Leptin inhibits food intake, stimulates energy expenditure, and regulating immune function.13 In humans, serum leptin levels are positively correlated with obesity, T2D, hypertension and Metabolic syndrome (MetS).14,15 Leptin levels increase in obesity and subcutaneous fat has been a major determinant of circulating leptin levels. The net action of leptin is to inhibit appetite, stimulate thermogenesis, enhance fatty acid oxidation, decrease glucose, and reduce body weight and fat. Our results suggest that leptin change associated with weight reduction and regain, and other effects on metabolic markers.

Weight loss significantly elevates plasma adiponectin levels. We measured HMW-adiponectin in this study. Adiponectin is present in serum as a trimer, hexamer, or high molecular weight form. HMW adiponectin is closely related to coronary artery disease and weight reduction, it affects insulin-sensitizing.33,34 Moreover, HMW-adiponectin contributes to the activation of AMP-activated protein kinase (AMPK), to the suppression of endothelial cell apoptosis, and to cytostatic activity.35,36 We propose that early reports describing variable effects of adiponectin should be interpreted with caution, as HMW adiponectin is a more reliable assay reflecting the active form of adiponectin. A reduction in adiponectin has previously been associated with insulin resistance, dyslipidemia, and atherosclerosis in humans.

TNF-α significantly increased by intervention in women even though body weight and fat area decreased. At the end of follow-up, TNF-α significantly decreased than at the end of intervention both in men and women even though body weight and fat area increased. TNF-α is secreted from not only fat cells but also macrophages. Thus, the changes of TNF-α may be influenced by other factors independently from body weight, obesity or fat cell. It may need further study in the future.

Ambeba et al19 conducted the 24 month weight loss trial. They reported that adiponectin increased with weight reduction and decreased with weight regain. These results are similar to our observations. On the other hand, Bluher et al20 reported an increase in adiponectin with weight loss. However, there was a continued increase in adiponectin levels with weight regain. There are several differences between Bluher’s and our study. First, we conducted separate statistical analysis between sexes, while they analyzed aggregate data. Furthermore, most of the participants were men (86%). Bluher et al20 conducted a 2-year intervention for weight loss, using calorie or carbohydrate diet restrictions.
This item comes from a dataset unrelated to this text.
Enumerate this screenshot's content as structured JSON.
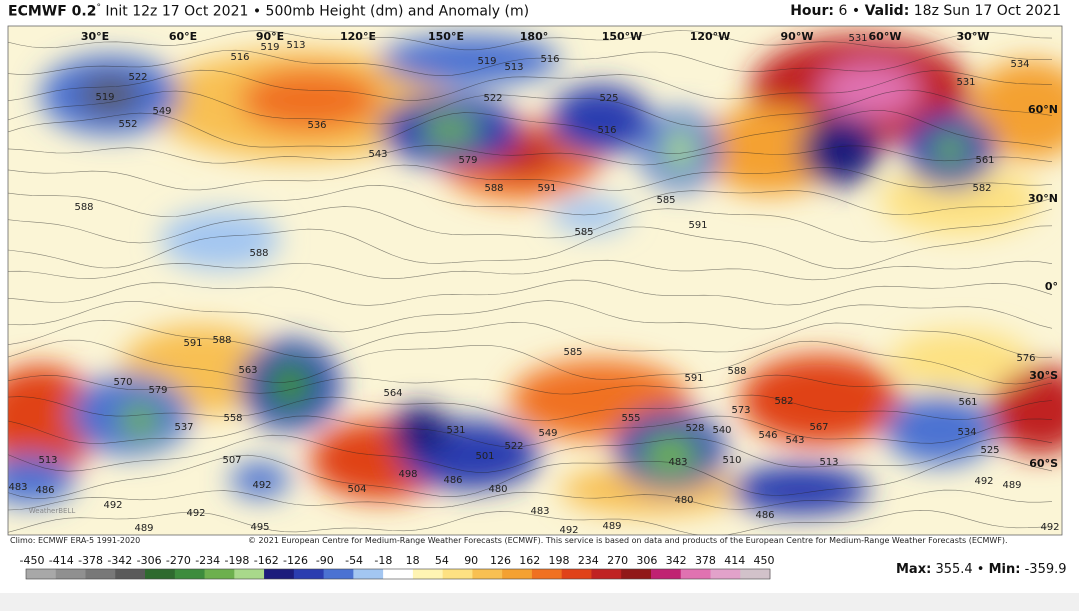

Our study has several limitations. We could set control group in intervention phase by cross-over design, as Group B participants waited their intervention for one year as a control group of A. However, follow-up period of Group A could not be combined to control group of intervention, because they trailed the effect of intervention. It was impossible to set monthly or yearly wash out period, so this problem should be elaborated in the future epidemiological design of human study. So, there was no control group in follow-up phase. Secondly, the relationship between dietary and physical activity was not sufficiently connected to the adipocytokine changes. Individual health conditions, different absorption capacities, and different intestinal microbiota could affect the metabolism of individuals and their predisposition to obesity or leanness.37 Further studies are necessary to better integrate individual holistic variables.
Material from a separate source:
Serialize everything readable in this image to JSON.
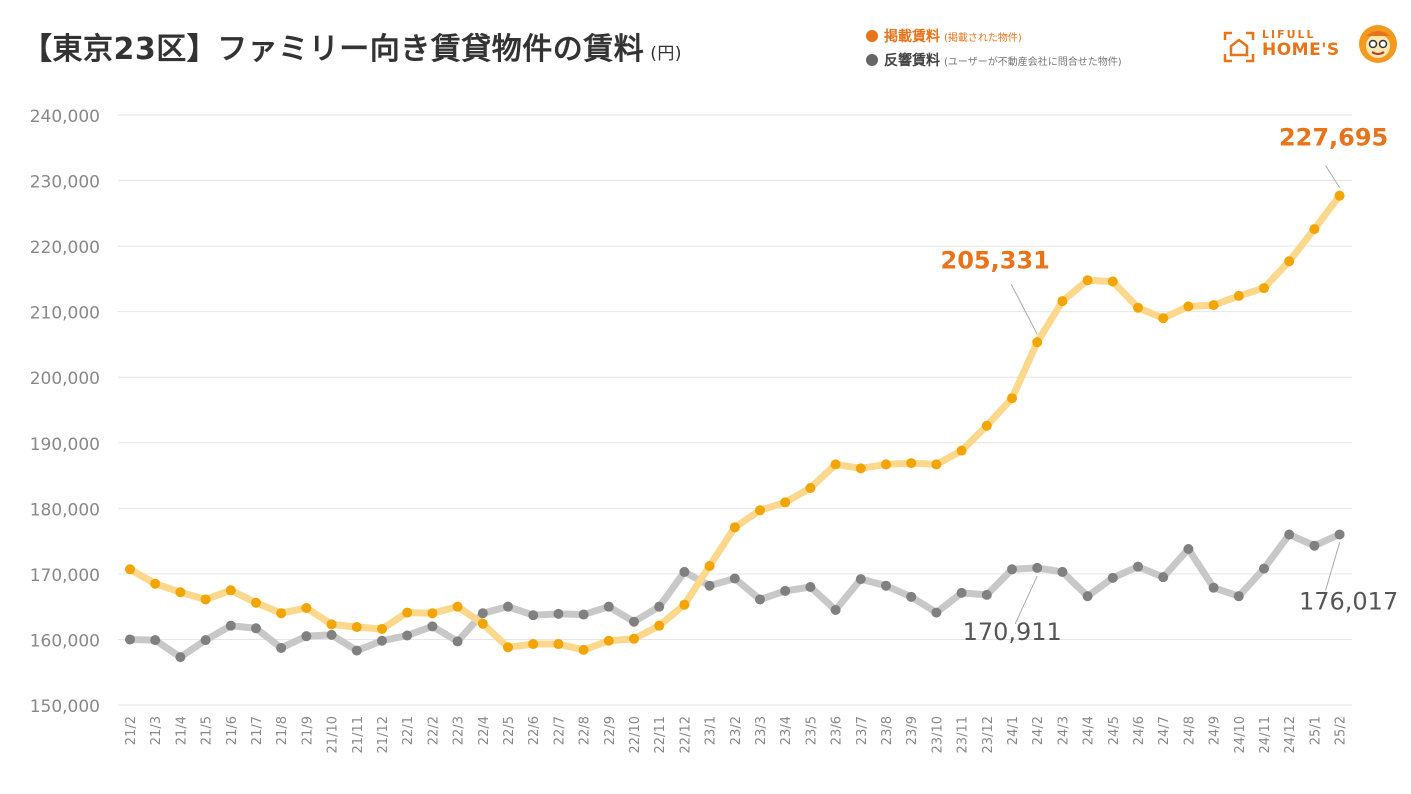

In conclusion, our results suggest that leptin should have broad effects among fat tissues and lipid metabolism. Leptin inversely associated with adiponectin, which in turn was necessary to decrease body weight. In particular, leptin decreased remarkably in the process of weight reduction, and its increase seemed to be related in weight regain. Increase of adiponectin seemed to be induced by the reduction of fat volume.


The authors appreciate the participants for their enthusiastic cooperation. We express special thanks to the staffs of Saku Control Obesity Program (SCOP) for their excellent support of the study. Dr. Masahiro Morioka, and other members of Saku Human Doc Center contributed to our study in various aspects. This study was supported by Grant-in-aid for Scientific Research from the Japan Ministry of Health, Labour and Welfare (MHLW).


The authors declare that they has no conflicts of interest.